Bu devinim fikri de Çin topraklarında doğmuş olan Taoizm inancından geliyor.

“Tao’da hiç bir şey sonlu değildir, her şey birbirinden doğabilir ve birbirine dönüşebilir. Böylece “varlık ve yokluk birbirini doğurur, zor ve kolay birbirini tamamlar, uzun ve kısa birbirini şekillendirir, yukarı ve aşağı birbirini doldurur, sesler ve tonlar birbiriyle uyuşur, önce ve sonra birbirini izler (Lăozĭ, 2019: 4).”

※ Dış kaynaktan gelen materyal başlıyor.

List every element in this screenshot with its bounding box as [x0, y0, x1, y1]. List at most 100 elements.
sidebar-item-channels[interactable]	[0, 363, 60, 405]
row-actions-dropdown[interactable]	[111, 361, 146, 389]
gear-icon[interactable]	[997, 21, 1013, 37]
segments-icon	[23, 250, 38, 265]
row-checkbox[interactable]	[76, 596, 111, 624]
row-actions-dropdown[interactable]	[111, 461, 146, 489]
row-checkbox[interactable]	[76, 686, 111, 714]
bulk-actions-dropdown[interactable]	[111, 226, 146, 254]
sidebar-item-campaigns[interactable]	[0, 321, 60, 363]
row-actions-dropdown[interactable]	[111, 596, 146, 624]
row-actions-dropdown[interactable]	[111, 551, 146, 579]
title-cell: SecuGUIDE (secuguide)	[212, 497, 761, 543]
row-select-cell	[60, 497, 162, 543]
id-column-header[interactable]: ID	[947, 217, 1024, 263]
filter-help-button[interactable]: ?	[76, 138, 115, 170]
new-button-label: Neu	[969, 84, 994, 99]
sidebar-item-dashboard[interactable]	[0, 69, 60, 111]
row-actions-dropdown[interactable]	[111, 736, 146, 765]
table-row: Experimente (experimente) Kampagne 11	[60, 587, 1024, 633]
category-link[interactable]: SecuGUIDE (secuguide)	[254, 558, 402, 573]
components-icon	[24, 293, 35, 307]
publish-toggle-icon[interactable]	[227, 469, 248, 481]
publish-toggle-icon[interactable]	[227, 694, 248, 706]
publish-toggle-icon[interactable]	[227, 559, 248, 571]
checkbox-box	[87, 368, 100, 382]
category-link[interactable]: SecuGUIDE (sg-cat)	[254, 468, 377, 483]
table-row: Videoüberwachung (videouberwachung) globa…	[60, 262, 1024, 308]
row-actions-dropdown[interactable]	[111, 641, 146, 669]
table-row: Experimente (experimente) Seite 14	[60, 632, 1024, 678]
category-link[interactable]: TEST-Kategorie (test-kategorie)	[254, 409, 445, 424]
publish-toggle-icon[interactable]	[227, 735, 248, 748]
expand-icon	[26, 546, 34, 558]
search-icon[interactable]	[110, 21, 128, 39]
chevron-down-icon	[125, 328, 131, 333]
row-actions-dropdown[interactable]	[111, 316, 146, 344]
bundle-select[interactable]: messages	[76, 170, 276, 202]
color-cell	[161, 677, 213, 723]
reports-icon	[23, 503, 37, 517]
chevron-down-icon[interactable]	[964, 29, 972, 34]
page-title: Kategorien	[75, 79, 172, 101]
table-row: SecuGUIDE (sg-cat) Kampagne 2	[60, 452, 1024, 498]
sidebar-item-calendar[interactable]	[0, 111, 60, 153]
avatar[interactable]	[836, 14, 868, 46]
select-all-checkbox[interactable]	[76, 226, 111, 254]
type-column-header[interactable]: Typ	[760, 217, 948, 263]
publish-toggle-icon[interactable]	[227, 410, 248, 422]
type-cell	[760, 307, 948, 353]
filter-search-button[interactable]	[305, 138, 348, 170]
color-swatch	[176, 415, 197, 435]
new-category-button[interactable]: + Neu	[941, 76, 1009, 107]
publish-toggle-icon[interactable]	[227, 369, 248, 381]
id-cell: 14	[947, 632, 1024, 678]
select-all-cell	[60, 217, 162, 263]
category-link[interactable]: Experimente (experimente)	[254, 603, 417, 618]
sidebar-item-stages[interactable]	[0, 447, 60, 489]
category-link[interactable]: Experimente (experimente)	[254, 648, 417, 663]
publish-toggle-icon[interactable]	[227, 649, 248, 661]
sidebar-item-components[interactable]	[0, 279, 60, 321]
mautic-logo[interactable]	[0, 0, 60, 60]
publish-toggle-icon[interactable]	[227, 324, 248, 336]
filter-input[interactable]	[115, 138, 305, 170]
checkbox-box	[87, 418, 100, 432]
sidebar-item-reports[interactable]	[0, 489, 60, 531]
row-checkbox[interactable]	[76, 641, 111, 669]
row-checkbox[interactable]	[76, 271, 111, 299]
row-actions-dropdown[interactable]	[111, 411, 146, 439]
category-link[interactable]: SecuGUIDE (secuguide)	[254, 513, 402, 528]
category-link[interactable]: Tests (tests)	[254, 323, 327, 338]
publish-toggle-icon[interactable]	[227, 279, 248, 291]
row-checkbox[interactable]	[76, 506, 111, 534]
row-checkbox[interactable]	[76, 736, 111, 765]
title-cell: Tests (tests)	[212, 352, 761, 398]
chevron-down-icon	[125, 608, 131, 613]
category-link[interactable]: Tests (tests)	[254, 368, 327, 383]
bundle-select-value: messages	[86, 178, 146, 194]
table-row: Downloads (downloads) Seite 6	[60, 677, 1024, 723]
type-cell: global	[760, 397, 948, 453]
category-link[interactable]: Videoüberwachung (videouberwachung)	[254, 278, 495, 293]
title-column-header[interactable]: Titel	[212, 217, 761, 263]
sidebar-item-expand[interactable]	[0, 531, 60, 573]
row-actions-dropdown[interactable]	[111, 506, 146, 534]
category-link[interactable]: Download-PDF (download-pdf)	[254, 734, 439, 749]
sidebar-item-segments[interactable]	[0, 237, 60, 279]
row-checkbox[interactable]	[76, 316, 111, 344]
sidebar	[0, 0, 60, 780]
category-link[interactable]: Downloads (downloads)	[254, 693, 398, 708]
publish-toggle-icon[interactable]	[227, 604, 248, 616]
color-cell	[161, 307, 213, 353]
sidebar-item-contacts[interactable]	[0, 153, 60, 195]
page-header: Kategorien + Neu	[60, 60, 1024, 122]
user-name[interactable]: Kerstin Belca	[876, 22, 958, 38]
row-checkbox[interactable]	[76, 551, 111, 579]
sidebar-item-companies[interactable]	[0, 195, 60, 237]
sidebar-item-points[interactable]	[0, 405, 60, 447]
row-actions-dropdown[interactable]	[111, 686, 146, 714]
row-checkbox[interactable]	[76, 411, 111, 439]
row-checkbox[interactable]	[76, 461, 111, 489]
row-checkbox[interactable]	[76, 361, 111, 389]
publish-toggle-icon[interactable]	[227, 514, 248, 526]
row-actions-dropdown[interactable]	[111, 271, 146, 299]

Taoizm inancında yaşam sarmal bir yapıyı oluşturur. Ölmek ve yeniden doğmak devinimi sonsuza dek devam eder. Ve tam olarak iyi ya da kötü yoktur. Hiçbir şey tamamen iyi ya da kötü değildir. Her şey değişebilir, dönüşebilir. Tıpkı mevsimlerin değiştiği gibi.

Yin ve Yang gibi birbirini tamamlayan bir motif daha vardır dağ ve su. Dağ uzun yaşamı su ise zenginliği simgeler.

Dağların arasında ve bir suyun üzerine kurulu şu manastıra bakın.

Yönetmen Kim Ki Duk, yaşamımızın bazı evrelerini mevsimlerle eşleştirdiği gibi hayvanlarla da eşleme yapmış ve her evrede bir hayvan kullanmıştır. Bu hayvanlar; çocukluk çağı için bilinçsiz eğlenceyi temsil eden köpek,gençlik çağı için cinsel hazzın temsili olarak horoz, cezasını çekmek için manastıra dönen adamın yetişkinlik dönemi için kedi, yaşlılık-olgunluk dönemi için yılan ve en son ilkbahar dönemi için bilgeliği temsil eden kaplumbağa kullanmıştır.

İlkbahar bölümünde küçük çocuğun hayvanlara taş bağlayarak şuursuzca yaptığı eğlence için hocası kuru bir öğüt vermekten ziyade çocuğun cüssesine göre bir taşı sırtına bağlamış ve ona gidip hayvanları kurtarmasını eğer hayvanlardan biri ölmüşse sırtındaki taşı bir ömür kalbinde taşıyacağını söylemiştir. Çocuğun balık ve yılanı ölmüş halde bulduğunda ağlaması çocuğun yaptığı şeyin bilincinde olmadığını düşündürüyor. Ama küçük çocuğun büyüdüğünde eşini öldürmesi ve bunu bilinçli bir şekilde yapması ise şiddetin hayatımızın her evresinde olduğunu ona başvurmamızın ise insani duyguların bizi ne kadar sarıp kuşattığıyla ilgili olduğunu düşündürdü. Çünkü çocuk manastıra gelen kızın gitmemesini istediğinde hocası sahiplenme duygun arrtı bu da öldürme isteğini arttırır demişti. Sahiplenmek, arzu duymak, istemek bunlar insani duygularımızdı ve onlardan arınabildiğimiz takdirde iç huzura ve bilgeliğe ulaşabilecektik. Arınıp içimizde bir boşluk oluşturarak.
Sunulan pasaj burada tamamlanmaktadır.